Cabinet has agreed that government agencies do not pay cyber ransoms.
What you should do if targeted
If you or your organisation have been targeted by a cybercriminal and are being asked to pay a ransom, you should report this to the appropriate agency:
- For the general public including individuals and businesses:
- Ransomware attacks are a criminal act and should be reported to NZ Police using their online reporting tool at https://www.police.govt.nz/use-105#online-report-options, or by calling 105.
- CERT NZ is able to provide advice to victims who have been attacked and assist them to work out what they do next. Reporting incidents to CERT NZ also helps New Zealand keep track of cyber security trends. You can report cyber incidents to CERT NZ at https://www.cert.govt.nz/individuals/report-an-issue/.
- For Nationally Significant Organisations (NSOs) and public sector agencies, you should report any cyber incidents to the National Cyber Security Centre.
- It is the government’s expectation that public sector agencies will not pay cyber ransoms.
Government agencies will continue to work together to triage and respond to any cyber incident to ensure victims are supported by the right agency. Your report could help prevent more people from being targeted by cybercriminals.
If you are considering paying a ransom, you should seek independent legal and other professional advice to understand the risks. The New Zealand Government recommends not paying a ransom. Payment does not guarantee that you will get your data back, may breach sanctions, and creates harm to others by providing funding for criminal activities.
The best way to prevent being the victim of cybercriminals is to take preventative measures to secure your data and computer systems.
- Advice on how individuals and businesses can better protect themselves against cybercrime for can be found on the CERT NZ website (www.cert.govt.nz).

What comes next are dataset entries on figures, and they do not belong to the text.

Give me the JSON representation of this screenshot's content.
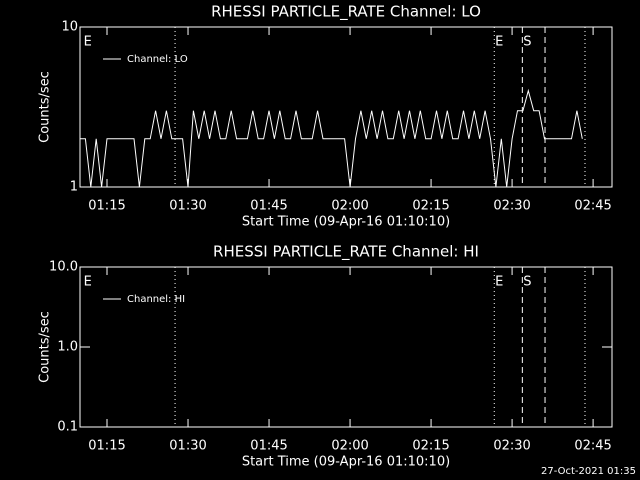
{
  "chart_data": [
    {
      "type": "line",
      "title": "RHESSI PARTICLE_RATE Channel: LO",
      "xlabel": "Start Time (09-Apr-16 01:10:10)",
      "ylabel": "Counts/sec",
      "x": [
        70,
        71,
        72,
        73,
        74,
        75,
        76,
        77,
        78,
        79,
        80,
        81,
        82,
        83,
        84,
        85,
        86,
        87,
        88,
        89,
        90,
        91,
        92,
        93,
        94,
        95,
        96,
        97,
        98,
        99,
        100,
        101,
        102,
        103,
        104,
        105,
        106,
        107,
        108,
        109,
        110,
        111,
        112,
        113,
        114,
        115,
        116,
        117,
        118,
        119,
        120,
        121,
        122,
        123,
        124,
        125,
        126,
        127,
        128,
        129,
        130,
        131,
        132,
        133,
        134,
        135,
        136,
        137,
        138,
        139,
        140,
        141,
        142,
        143,
        144,
        145,
        146,
        147,
        148,
        149,
        150,
        151,
        152,
        153,
        154,
        155,
        156,
        157,
        158,
        159,
        160,
        161,
        162,
        163
      ],
      "series": [
        {
          "name": "Channel: LO",
          "color": "#ffffff",
          "values": [
            2,
            2,
            1,
            2,
            1,
            2,
            2,
            2,
            2,
            2,
            2,
            1,
            2,
            2,
            3,
            2,
            3,
            2,
            2,
            2,
            1,
            3,
            2,
            3,
            2,
            3,
            2,
            2,
            3,
            2,
            2,
            2,
            3,
            2,
            2,
            3,
            2,
            3,
            2,
            2,
            3,
            2,
            2,
            2,
            3,
            2,
            2,
            2,
            2,
            2,
            1,
            2,
            3,
            2,
            3,
            2,
            3,
            2,
            2,
            3,
            2,
            3,
            2,
            3,
            2,
            2,
            3,
            2,
            3,
            2,
            2,
            3,
            2,
            3,
            2,
            3,
            2,
            1,
            2,
            1,
            2,
            3,
            3,
            4,
            3,
            3,
            2,
            2,
            2,
            2,
            2,
            2,
            3,
            2
          ]
        }
      ],
      "xlim": [
        70,
        168.5
      ],
      "xticks": [
        {
          "value": 75,
          "label": "01:15"
        },
        {
          "value": 90,
          "label": "01:30"
        },
        {
          "value": 105,
          "label": "01:45"
        },
        {
          "value": 120,
          "label": "02:00"
        },
        {
          "value": 135,
          "label": "02:15"
        },
        {
          "value": 150,
          "label": "02:30"
        },
        {
          "value": 165,
          "label": "02:45"
        }
      ],
      "ylim": [
        1,
        10
      ],
      "yticks": [
        1,
        10
      ],
      "log_y": true,
      "legend": "upper left",
      "markers": [
        {
          "x": 87.6,
          "style": "dotted"
        },
        {
          "x": 146.7,
          "style": "dotted"
        },
        {
          "x": 151.9,
          "style": "dashed"
        },
        {
          "x": 156.1,
          "style": "dashed"
        },
        {
          "x": 163.5,
          "style": "dotted"
        }
      ],
      "annotations": [
        {
          "text": "E",
          "x": 70.5
        },
        {
          "text": "E",
          "x": 146.7
        },
        {
          "text": "S",
          "x": 151.9
        }
      ]
    },
    {
      "type": "line",
      "title": "RHESSI PARTICLE_RATE Channel: HI",
      "xlabel": "Start Time (09-Apr-16 01:10:10)",
      "ylabel": "Counts/sec",
      "x": [],
      "series": [
        {
          "name": "Channel: HI",
          "color": "#ffffff",
          "values": []
        }
      ],
      "xlim": [
        70,
        168.5
      ],
      "xticks": [
        {
          "value": 75,
          "label": "01:15"
        },
        {
          "value": 90,
          "label": "01:30"
        },
        {
          "value": 105,
          "label": "01:45"
        },
        {
          "value": 120,
          "label": "02:00"
        },
        {
          "value": 135,
          "label": "02:15"
        },
        {
          "value": 150,
          "label": "02:30"
        },
        {
          "value": 165,
          "label": "02:45"
        }
      ],
      "ylim": [
        0.1,
        10
      ],
      "yticks": [
        0.1,
        {
          "value": 1,
          "label": "1.0"
        },
        {
          "value": 10,
          "label": "10.0"
        }
      ],
      "log_y": true,
      "legend": "upper left",
      "markers": [
        {
          "x": 87.6,
          "style": "dotted"
        },
        {
          "x": 146.7,
          "style": "dotted"
        },
        {
          "x": 151.9,
          "style": "dashed"
        },
        {
          "x": 156.1,
          "style": "dashed"
        },
        {
          "x": 163.5,
          "style": "dotted"
        }
      ],
      "annotations": [
        {
          "text": "E",
          "x": 70.5
        },
        {
          "text": "E",
          "x": 146.7
        },
        {
          "text": "S",
          "x": 151.9
        }
      ]
    }
  ],
  "footer": "27-Oct-2021 01:35"
}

- NSOs and public sector agencies can find advice on the NCSC website at https://www.ncsc.govt.nz/newsroom/ransomware-advice/.
Implications of paying a ransom
Paying a ransom does not guarantee the end of an incident, or the removal of malicious software. It does not guarantee that you will get your data back.
Paying a ransom does create a financial incentive for criminals to continue or expand their activities, including potentially targeting you again.
In paying a ransom you may breach sanctions regimes. Any payments to a group operating from a sanctioned state may violate the Russia Sanctions Act 2022 or the United Nations Act 1946, which can carry criminal penalties of:
- Up to both seven years in prison and/or a fine of $100,000 for individuals; and
- A fine of up to $1 million for organisations.
Under the Privacy Act 2020, if a cyber ransom incident affects personal data held by your organisation or business, and amounts to a privacy breach that has caused, or is likely to cause anyone serious harm, you must notify the Privacy Commissioner and any affected people as soon as you are practically able.